Long relationship with ODU
The Barrys have a long relationship with ODU. Dick’s father, Richard Barry Jr., was a math professor at the university for 25 years after a 25-year career as a naval officer.
Dick was a member of the board of visitors for eight years, with two years as rector. He now co-chairs a capital initiative for the university and co-chaired a capital campaign 20 years ago. Carolyn taught math as an adjunct faculty member at ODU in the 1960s.
In addition to their involvement with ODU, the Barrys have served on the boards and fundraising committees of many nonprofit organizations in Hampton Roads. “We both believe it is essential to be a part of the community and make contributions to community welfare,” Dick says.
The Barry’s have a long history of “promoting philanthropy and civic engagement,” says ODU’s Broderick. “They have made many artistic and cultural contributions to Old Dominion University and other Hampton Roads institutions over the years, and they have provided scholarships that helped hundreds of students complete their education.”
In 2015, the couple committed $2 million to help create the Barry Arts Building. “This building includes two of the finest art history libraries in the country — the Elise N. Hofheimer Art Library and the Jean Outland Chrysler Library of the Chrysler Museum of Art,” Broderick says.

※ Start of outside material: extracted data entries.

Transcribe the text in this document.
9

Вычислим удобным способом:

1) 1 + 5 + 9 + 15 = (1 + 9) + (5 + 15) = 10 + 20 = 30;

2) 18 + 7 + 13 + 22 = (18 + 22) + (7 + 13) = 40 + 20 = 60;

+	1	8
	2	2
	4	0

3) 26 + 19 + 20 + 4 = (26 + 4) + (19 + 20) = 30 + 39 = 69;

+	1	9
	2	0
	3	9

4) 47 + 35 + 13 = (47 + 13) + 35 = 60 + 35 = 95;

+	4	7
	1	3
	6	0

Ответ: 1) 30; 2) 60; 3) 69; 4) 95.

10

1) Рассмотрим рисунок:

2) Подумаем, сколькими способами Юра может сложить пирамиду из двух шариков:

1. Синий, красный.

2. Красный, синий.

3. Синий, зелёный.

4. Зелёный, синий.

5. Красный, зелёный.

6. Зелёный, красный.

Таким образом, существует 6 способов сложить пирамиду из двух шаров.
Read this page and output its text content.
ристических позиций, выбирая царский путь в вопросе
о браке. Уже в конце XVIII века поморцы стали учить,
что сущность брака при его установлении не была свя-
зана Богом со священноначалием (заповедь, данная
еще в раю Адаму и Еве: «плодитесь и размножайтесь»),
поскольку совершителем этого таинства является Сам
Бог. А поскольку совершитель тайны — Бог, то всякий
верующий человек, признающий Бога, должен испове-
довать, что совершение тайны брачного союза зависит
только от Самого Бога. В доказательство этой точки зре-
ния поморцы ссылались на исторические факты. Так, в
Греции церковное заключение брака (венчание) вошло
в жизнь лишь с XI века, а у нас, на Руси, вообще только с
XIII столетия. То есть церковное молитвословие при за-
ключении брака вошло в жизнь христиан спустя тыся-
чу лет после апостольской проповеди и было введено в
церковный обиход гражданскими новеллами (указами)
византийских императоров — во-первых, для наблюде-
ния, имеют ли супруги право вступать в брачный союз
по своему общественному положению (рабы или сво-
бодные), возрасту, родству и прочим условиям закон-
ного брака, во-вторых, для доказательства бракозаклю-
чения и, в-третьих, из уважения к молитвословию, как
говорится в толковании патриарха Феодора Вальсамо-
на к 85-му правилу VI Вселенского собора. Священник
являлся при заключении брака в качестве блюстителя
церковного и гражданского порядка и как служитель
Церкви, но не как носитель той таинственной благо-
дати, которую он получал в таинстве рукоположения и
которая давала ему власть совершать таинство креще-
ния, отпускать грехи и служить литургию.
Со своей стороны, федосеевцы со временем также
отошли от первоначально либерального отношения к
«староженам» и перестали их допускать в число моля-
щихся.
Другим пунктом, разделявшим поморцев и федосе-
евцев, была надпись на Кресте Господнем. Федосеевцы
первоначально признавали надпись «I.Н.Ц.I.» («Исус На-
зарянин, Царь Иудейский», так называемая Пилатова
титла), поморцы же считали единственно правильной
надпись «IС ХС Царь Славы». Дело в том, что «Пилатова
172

The Barrys say they are grateful for Broderick’s support through the museum project. “President Broderick was the driving force at the university and made this project possible,” Dick says.
A key objective for the museum is for it to be relevant to the ODU community, including its students, faculty and staff, says Page. “We recognize that many of these constituents have never or rarely set foot into an art museum. Having an art museum on campus creates opportunities for exposure to original art, its creative processes and diverse cultural contexts that can instill in our students an appreciation for art that will resonate throughout their lives.”
Art definitely has changed the Barrys’ lives. During his 40-year career at Landmark, Dick served in various positions, but the idea of being the benefactor of an art museum was “unimaginable,” he says. “I started out as a lawyer at the bottom of the totem pole and ended up here.”